医療技術

長さ20cm!スプーンを1年間のみ込んだままの男「レントゲンにハッキリ」中国

 酒に酔った悪ふざけでスプーンをのみ込んでしまった中国人の男性が、食道を詰まらせたまま1年間も放置し、先月22日、ようやく取り除いた。1日遅れていれば、命が危なかったという。

 

 中国内陸部に位置する新疆ウイグル自治区の第三人民医院によると、「張(チャン)さん」とだけ伝えられる26歳の男性が先月22日、胸の痛みと呼吸困難に陥って救急搬送された。

 

 耳鼻咽喉科の主任医師、于西武(ユ・シウウ)氏はレントゲン画像を見てあごがはずれるかと思うほどビックリ。

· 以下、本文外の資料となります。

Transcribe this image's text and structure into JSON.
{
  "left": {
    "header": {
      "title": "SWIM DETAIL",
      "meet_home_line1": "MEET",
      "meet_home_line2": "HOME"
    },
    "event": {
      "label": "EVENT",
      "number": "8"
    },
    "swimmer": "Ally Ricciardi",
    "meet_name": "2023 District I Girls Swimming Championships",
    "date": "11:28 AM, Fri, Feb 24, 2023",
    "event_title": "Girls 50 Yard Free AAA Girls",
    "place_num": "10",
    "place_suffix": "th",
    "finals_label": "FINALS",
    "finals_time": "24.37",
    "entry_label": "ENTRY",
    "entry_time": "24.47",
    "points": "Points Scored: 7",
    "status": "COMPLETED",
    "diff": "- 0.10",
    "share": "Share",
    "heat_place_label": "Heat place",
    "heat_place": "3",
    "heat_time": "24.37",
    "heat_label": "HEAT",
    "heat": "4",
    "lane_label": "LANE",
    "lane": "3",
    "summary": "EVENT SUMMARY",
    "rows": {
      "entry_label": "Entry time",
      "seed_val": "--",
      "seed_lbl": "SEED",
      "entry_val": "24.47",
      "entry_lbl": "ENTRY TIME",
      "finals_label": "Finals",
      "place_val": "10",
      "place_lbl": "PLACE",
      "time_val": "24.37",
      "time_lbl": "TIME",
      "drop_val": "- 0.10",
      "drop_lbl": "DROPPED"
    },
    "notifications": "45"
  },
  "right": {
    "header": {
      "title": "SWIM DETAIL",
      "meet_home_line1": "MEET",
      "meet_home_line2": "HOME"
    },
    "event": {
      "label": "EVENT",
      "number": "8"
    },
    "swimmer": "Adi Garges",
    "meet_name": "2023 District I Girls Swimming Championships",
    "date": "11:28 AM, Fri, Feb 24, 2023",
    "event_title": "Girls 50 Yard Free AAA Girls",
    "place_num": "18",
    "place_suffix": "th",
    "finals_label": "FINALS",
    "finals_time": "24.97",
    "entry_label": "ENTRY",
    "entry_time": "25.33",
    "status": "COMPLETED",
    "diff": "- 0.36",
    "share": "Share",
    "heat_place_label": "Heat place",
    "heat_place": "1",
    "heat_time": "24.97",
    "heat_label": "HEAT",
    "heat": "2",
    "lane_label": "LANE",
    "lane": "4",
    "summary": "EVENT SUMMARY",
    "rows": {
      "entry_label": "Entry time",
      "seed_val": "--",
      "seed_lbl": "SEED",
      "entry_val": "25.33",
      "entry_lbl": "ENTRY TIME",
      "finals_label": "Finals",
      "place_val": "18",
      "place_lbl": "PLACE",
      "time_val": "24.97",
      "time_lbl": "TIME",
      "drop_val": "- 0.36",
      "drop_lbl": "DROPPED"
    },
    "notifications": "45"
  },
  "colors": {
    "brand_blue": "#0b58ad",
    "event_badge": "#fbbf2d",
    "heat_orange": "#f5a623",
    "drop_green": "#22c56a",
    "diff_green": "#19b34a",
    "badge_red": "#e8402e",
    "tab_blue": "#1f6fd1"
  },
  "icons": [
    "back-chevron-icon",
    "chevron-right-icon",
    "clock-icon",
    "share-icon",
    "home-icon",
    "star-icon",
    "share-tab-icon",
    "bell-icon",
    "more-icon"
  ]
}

ステンレス製のスプーンが食道に引っかかっているのがハッキリ見えたからだ。

 

 張さんによると1年ほど前に酒の席で紐をつけたスプーンを口からのみ込んで、紐を引っ張って出し入れするパフォーマンスに挑戦したが、あえなく失敗。喉の奥に引っかかってしまったが、特に苦しくもなく、普段どおりの生活がおくれたことから病院に行くこともなく放置したまま過ごしていた。

 

 しかし先月小競り合いで胸を殴られたせいで、激しい胸の痛みと息苦しさを感じるようになったという。

 

 スプーンは食べ物をすくう先端部分がちょうど喉に引っかかるようにぶら下がっており、長さは約20センチ。口から内視鏡を入れてみたところ、食道の粘膜が傷ついて大量の潰瘍ができていることも確認された。

 

「こんな患者は見たことがない。自分の目を疑いました」と于医師。検討の結果、徐威威(シウ・ウェイウェイ)医師と張春紅(チャン・チュンホン)医師の3人がかりで鉗子を使って取り出す方針を決定した。

 

 食道を傷つければ、大出血を起こして感染症を引き起こす危険性が高い手術だったが、最後まで「匙を投げず」2時間かけて成功した。

 

 張さんは2日後に退院したが、あのまま放置していれば、将来的には開胸手術を受けなければならなかったかもしれないと于医師は言う。しかし、世の中にはもっと変わったものをのみ込んだ人も報告されている。アイルランドでは2016年、29歳の囚人が携帯電話をのみこんだ症例が報告されているし、フランスの50代の男は、ネジやクギ、コインなどの金属を飲み込んでしまう精神障害で5年間に5度救急搬送されたことから、最後には医師が胃の切除に踏み切ったという。